Panic began in his gut but the terror on her face made him put it aside. “I’m going to get something to pry the pipes. Hang on.” He had time only to squeeze her hand once before he dove back down looking for something, anything to force the bars apart.
Some of the boxes were floating now and the water was a tumult of half-empty cans and other debris. He found nothing. Dirty water obscured his vision and he flailed around, searching with his fingers for something, anything.
His lungs screamed a complaint.
Breaking the surface again, he caught sight of Tuney’s head in the opening.
“Brooke’s stuck,” he shouted. “Need a bar, something to pry with.”

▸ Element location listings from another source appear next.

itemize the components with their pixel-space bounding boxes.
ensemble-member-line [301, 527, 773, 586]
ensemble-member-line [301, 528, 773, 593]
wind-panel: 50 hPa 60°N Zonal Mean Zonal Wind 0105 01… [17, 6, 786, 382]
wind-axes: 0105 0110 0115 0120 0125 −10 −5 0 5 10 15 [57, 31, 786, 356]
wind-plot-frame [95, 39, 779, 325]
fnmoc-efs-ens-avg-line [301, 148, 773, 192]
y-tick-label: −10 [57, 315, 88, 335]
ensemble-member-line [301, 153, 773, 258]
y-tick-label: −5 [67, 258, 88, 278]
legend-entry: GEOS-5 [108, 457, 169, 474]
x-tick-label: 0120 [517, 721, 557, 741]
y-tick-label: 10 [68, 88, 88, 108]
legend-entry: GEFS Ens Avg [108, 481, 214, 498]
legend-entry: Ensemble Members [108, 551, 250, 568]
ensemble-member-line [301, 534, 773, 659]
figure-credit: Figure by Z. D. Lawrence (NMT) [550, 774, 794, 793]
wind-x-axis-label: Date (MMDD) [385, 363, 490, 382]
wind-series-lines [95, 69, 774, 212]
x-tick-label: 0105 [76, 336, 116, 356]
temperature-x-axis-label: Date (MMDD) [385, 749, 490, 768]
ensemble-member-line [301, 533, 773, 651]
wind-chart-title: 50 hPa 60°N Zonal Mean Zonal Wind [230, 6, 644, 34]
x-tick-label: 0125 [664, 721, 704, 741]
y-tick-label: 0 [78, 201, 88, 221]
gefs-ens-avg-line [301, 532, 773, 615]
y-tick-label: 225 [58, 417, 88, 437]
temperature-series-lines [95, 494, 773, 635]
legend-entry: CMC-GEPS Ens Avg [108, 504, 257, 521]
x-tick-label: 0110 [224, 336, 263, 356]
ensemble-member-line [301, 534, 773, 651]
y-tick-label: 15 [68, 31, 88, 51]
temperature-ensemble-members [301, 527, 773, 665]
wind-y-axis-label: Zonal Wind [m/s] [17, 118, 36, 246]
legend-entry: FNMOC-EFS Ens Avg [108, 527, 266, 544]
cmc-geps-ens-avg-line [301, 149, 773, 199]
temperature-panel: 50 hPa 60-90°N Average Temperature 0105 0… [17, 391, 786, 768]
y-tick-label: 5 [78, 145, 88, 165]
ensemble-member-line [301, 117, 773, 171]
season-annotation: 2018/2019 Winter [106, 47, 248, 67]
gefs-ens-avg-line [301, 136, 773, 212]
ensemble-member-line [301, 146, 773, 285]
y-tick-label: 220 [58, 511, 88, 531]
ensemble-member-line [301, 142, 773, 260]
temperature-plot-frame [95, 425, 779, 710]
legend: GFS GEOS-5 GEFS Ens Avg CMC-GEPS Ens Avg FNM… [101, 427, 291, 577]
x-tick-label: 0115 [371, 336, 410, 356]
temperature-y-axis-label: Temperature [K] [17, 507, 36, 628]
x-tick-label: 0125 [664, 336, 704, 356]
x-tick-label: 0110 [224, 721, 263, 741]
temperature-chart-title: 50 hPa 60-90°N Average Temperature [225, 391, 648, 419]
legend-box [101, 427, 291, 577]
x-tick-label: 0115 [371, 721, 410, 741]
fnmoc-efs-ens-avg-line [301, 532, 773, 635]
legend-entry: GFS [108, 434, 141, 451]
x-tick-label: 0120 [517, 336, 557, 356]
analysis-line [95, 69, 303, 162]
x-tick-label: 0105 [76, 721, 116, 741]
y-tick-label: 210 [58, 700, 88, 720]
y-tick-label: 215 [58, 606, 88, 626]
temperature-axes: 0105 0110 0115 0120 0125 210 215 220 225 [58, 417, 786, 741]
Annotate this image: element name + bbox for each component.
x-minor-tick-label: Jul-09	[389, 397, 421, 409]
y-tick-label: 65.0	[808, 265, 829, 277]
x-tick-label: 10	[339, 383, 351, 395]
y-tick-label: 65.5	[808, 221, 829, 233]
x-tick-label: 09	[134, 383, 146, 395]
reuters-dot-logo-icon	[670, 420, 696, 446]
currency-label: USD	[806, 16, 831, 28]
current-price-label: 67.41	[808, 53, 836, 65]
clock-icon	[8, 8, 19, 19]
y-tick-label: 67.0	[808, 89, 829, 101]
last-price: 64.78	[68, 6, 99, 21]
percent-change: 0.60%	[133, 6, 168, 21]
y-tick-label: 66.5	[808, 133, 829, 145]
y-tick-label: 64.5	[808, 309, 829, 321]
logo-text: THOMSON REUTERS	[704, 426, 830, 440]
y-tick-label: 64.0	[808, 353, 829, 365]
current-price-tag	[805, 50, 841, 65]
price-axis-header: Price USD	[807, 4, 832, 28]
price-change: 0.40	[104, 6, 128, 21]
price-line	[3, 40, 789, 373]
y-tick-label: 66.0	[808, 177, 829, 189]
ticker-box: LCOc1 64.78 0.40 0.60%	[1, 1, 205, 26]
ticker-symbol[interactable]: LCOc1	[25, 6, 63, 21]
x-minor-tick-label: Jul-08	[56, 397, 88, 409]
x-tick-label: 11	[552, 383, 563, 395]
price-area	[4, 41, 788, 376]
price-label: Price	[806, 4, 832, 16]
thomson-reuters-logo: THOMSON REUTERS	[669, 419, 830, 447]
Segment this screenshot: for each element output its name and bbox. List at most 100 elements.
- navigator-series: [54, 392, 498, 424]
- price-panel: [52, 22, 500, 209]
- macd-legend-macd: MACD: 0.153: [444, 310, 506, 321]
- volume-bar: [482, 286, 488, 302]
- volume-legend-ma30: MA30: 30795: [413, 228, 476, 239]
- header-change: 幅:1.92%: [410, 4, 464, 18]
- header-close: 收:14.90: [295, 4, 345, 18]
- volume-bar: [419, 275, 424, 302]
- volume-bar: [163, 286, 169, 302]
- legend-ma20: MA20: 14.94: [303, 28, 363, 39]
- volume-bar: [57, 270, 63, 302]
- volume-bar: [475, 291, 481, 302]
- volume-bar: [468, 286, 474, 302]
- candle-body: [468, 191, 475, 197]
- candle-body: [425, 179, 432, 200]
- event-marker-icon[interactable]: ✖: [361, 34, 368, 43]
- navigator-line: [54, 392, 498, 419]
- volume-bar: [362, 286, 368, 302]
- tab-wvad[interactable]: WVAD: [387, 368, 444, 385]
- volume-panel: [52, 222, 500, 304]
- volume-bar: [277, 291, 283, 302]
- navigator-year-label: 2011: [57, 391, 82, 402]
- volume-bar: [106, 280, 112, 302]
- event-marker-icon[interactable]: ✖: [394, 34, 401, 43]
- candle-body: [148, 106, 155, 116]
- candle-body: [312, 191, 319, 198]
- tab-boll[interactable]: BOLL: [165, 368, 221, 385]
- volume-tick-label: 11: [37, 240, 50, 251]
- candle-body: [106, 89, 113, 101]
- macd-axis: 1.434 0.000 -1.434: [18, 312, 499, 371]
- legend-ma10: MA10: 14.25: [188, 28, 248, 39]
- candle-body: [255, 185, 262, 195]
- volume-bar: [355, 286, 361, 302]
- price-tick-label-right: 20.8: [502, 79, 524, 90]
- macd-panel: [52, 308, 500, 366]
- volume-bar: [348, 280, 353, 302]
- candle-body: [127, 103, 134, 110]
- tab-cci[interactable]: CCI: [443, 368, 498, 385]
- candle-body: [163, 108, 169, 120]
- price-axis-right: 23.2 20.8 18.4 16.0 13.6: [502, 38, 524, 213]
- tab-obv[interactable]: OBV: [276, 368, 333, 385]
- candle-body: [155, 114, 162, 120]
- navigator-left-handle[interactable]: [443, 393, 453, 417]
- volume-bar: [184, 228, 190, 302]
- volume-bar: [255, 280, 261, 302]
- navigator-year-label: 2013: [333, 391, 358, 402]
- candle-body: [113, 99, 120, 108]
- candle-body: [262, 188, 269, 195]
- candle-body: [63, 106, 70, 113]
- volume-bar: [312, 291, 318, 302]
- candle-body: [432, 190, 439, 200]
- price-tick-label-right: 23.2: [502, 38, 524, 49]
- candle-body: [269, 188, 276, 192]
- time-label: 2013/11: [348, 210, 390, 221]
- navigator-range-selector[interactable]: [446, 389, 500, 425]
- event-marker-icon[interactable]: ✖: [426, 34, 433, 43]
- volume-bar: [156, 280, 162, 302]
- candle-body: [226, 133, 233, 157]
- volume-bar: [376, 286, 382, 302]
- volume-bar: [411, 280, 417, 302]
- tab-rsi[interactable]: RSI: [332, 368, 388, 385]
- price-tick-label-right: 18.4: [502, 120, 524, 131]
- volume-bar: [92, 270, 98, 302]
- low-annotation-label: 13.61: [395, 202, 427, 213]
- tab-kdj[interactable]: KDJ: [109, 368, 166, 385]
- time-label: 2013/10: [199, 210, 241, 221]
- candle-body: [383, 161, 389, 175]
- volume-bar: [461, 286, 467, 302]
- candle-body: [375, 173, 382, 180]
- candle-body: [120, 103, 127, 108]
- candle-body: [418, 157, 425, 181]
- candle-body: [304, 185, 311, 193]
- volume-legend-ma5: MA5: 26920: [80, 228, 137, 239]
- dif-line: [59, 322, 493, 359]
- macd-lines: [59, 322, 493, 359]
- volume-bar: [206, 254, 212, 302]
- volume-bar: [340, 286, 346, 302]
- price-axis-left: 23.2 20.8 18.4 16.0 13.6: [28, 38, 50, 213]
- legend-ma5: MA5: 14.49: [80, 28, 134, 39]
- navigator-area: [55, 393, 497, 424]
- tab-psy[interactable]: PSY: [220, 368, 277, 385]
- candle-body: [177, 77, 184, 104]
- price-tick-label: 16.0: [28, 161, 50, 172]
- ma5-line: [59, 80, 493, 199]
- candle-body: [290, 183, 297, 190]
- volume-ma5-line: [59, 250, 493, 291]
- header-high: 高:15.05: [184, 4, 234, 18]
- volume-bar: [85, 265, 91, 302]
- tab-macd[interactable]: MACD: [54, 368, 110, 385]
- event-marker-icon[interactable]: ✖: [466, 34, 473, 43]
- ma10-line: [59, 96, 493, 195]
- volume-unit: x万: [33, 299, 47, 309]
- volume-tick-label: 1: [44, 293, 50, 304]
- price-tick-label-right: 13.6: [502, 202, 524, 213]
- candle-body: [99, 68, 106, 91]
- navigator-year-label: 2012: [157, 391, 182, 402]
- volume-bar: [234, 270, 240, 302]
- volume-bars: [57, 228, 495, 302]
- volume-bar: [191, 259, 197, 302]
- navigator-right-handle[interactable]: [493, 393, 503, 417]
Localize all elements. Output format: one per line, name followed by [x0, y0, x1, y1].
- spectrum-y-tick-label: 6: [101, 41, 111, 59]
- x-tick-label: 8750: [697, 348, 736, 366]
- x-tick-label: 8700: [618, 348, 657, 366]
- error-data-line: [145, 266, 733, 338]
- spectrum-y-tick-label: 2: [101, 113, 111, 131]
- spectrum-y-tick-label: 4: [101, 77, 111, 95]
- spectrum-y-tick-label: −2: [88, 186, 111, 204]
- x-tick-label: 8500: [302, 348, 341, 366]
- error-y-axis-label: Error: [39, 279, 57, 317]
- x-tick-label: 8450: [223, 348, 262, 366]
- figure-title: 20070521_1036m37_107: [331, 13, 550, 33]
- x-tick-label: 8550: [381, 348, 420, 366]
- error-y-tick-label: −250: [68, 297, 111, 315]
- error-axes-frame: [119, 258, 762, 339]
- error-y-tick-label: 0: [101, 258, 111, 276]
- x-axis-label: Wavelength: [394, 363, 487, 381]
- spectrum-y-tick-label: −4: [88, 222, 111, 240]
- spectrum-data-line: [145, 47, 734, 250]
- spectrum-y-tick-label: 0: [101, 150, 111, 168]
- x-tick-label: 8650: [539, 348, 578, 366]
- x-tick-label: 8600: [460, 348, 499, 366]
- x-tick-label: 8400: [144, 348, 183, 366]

Tuney nodded and disappeared.
Victor fought his way back to Brooke, who was now up to her chin in water. He grabbed her face. “I’m going to get you out. I promise.”
He saw that, in spite of the fear, she trusted him.
The deep pools of her eyes telegraphed her feelings back to him.
She trusted him.
He turned in circles. Somewhere in the disgusting mess there had to be a tool that could free her.